An absurd bathroom orgy is a highlight of Sean Cheesman’s choreography, which makes fine use of athletic and deadpan ensemble members.
But the physical humour elsewhere can be more miss than hit, and there’s a sense of slapdash to some of the non-choreographed staging. The show is a spoof, of course, but the relationships could be more rooted and resonate.
The set by Nick Blais is a series of metal staircases and platforms, plus diamond-shaped screens that descend from above the stage and display projections of fragments of buildings and structures (and the occasional Max Headroom-inspired animation).
Gedeon’s place-setting is similarly abstract: I wasn’t always sure when the story was shifting locations, where individual scenes were taking place, or even if they were indoors or outdoors.
That dramatic disconnect doesn’t really affect your ability to follow what’s going on, however.
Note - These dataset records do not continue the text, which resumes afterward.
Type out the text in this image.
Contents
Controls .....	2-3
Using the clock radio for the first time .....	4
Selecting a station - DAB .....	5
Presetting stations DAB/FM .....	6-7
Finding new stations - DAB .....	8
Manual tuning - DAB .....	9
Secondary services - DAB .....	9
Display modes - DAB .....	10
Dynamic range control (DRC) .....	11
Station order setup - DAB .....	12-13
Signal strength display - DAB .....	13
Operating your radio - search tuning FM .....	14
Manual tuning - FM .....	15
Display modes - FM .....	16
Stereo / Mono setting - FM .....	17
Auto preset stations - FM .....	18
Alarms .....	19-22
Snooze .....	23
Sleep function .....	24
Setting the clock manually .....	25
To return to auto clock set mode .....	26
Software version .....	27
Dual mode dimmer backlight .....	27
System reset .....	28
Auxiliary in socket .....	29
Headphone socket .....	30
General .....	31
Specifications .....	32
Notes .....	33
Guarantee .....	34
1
The Bourbon Room’s sound guy/the show’s omniscient narrator Lonny (Dave Comeau, who is a little too frantic in his funny business) is on hand to rehash and make fun of the plot at regular intervals.
The script by Chris D’Arienzo, which has always been self-referential, has been updated with jokes about the musical’s unexpected longevity, its 2012 movie adaptation starring Tom Cruise and, on the night I was there at least, former Toronto mayor John Tory’s fall from grace.
That reinforced, for me, that Rock of Ages is really just a Christmas pantomime without the Christmas. Indeed, the last time I was in the Elgin Theatre – for producer Ross Petty’s final Peter Pan-theme holiday show – a character also sang Steve Perry’s Oh Sherrie.
We’ll see in coming years if More Entertainment is on the scene to replace that style of show in Toronto – or whether it has larger artistic ambitions. Rock of Ages is a perfectly solid start, in any case.